Orthogonal Projection onto Range of Matrix

Question

If $A\in\mathbb{R}^{m\times n}$ and $P_{R\left(A\right)}$ is the orthogonal projection onto the range of $A$, i.e. $R\left(A\right)$, then show that $A^{T}P_{R\left(A\right)}=A^{T}$. So far I have that $$A^{T}P_{R\left(A\right)}=A^{T}P_{R\left(A\right)}^{T}=\left(P_{R\left(A\right)}A\right)^{T}.$$ I am stuck at the last step. How does $P_{R\left(A\right)}A=A$? My textbook says that if $\operatorname{rank}\left(A\right)=r$ and $B_{m\times r}$ is a matrix whose columns form a basis for $R\left(A\right)$, then $P_{R\left(A\right)}=B\left(B^{T}B\right)^{-1}B^{T}$. Additionally, it says that if $\operatorname{rank}\left(A\right)=n$, then $P_{R\left(A\right)}=A\left(A^{T}A\right)^{-1}A^{T}$. It's easy to see that if $\operatorname{rank}\left(A\right)=n$, then by substituting, we get $P_{R\left(A\right)}A=A$, but the problem statement does not mention anything about the rank of $A$.

Answer 1

We have $ \mathbb R^n=R(A) \oplus R(A)^{\perp}$ and $R(A)^{\perp}=ker(A^T)$.

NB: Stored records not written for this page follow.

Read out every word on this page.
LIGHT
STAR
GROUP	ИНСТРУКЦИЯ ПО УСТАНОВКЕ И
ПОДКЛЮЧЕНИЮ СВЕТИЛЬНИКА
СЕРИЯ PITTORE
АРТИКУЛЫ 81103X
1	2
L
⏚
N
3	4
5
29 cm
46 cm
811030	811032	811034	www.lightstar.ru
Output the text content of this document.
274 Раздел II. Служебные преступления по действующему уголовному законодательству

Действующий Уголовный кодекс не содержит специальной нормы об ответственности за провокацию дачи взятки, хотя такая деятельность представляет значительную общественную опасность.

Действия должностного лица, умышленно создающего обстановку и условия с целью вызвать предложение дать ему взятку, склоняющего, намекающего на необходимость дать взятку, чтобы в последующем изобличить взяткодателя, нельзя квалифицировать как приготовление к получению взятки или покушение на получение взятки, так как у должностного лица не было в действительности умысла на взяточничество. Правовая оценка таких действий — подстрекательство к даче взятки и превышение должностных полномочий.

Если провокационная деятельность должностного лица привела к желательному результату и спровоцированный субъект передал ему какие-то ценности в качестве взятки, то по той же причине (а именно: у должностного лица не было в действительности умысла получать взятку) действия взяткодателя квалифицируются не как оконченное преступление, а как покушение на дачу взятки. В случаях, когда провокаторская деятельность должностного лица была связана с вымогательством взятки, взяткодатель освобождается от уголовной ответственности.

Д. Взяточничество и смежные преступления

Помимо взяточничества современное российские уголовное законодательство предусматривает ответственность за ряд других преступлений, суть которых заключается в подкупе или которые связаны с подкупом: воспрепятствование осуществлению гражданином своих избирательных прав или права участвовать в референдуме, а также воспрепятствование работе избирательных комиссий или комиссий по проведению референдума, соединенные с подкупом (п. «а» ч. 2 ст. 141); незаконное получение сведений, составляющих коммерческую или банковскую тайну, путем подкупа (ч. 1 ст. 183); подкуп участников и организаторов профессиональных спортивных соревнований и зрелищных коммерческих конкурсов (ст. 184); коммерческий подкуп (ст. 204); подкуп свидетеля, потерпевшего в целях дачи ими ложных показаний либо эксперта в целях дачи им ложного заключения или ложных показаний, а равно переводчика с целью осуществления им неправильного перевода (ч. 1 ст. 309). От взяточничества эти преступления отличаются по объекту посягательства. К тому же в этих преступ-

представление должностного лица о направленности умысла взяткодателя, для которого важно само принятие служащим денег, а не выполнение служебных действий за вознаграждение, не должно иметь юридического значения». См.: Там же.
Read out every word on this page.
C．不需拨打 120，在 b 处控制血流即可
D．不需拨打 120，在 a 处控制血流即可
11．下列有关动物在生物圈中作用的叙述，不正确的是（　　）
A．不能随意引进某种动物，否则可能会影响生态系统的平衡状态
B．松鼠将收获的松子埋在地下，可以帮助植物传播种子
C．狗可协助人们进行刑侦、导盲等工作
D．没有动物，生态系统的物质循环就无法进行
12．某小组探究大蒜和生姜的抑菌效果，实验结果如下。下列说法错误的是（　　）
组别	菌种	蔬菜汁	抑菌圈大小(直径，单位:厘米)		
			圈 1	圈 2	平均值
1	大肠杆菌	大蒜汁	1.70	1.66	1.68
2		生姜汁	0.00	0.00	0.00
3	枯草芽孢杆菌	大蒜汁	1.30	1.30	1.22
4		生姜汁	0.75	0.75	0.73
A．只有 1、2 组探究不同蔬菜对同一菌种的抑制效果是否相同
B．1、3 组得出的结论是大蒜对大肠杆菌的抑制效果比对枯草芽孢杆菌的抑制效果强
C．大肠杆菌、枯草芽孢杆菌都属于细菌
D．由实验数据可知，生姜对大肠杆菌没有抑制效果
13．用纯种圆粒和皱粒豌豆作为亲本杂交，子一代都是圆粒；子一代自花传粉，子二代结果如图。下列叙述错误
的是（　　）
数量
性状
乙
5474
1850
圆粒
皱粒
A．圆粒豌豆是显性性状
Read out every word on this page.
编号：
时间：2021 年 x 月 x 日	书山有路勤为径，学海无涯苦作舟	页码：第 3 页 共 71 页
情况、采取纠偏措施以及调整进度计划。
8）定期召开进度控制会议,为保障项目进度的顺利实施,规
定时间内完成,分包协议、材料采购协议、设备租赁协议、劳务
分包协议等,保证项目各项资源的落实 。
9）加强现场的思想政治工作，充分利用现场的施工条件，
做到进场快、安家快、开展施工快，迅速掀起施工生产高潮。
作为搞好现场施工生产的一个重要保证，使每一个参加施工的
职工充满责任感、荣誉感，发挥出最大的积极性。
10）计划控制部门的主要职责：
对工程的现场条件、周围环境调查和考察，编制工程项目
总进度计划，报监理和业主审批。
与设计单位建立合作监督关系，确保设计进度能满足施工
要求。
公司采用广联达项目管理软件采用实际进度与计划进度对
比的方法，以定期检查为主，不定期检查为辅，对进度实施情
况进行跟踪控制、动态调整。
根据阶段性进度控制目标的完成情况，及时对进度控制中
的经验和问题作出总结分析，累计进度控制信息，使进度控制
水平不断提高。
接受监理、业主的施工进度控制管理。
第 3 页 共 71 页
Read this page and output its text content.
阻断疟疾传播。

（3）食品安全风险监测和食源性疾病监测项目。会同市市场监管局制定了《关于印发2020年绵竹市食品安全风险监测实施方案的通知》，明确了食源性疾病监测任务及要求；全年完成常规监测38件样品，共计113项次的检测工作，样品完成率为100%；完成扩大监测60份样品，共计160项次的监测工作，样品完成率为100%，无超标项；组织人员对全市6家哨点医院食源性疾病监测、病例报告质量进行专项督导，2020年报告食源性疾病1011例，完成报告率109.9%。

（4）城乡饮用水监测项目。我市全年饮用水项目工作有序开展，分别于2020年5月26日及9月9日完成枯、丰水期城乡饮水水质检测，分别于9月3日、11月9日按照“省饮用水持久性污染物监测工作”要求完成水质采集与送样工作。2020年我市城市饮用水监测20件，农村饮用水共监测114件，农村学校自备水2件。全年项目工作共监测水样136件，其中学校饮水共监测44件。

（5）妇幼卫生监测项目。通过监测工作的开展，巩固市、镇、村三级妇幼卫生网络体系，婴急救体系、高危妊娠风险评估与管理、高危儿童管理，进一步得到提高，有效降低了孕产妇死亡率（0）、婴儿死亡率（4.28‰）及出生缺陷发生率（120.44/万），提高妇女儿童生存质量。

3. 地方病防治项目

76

Let $P=P_{R(A)}$, then we have

$Px=x$ for all $x \in R(A)$ and $Px=0$ for all $x \in ker(A^T)$.

Hence:

$A^TPx=A^Tx$ for all $x \in R(A)$ and $A^TPx=0=A^Tx$ for all $x \in ker(A^T)$.

Answer 2

["] How does $P_{R(A)}A=A$? [."]

• $\forall x\in \mathbb R^n, Ax\in R(A)\subseteq\mathbb R^m$.
• The behavior of $P$ on its range is just identity, i.e. $P_{R(A)}=I_{R(A)}.$ This is can be proved by $P^2=P$, since $P$ is projection.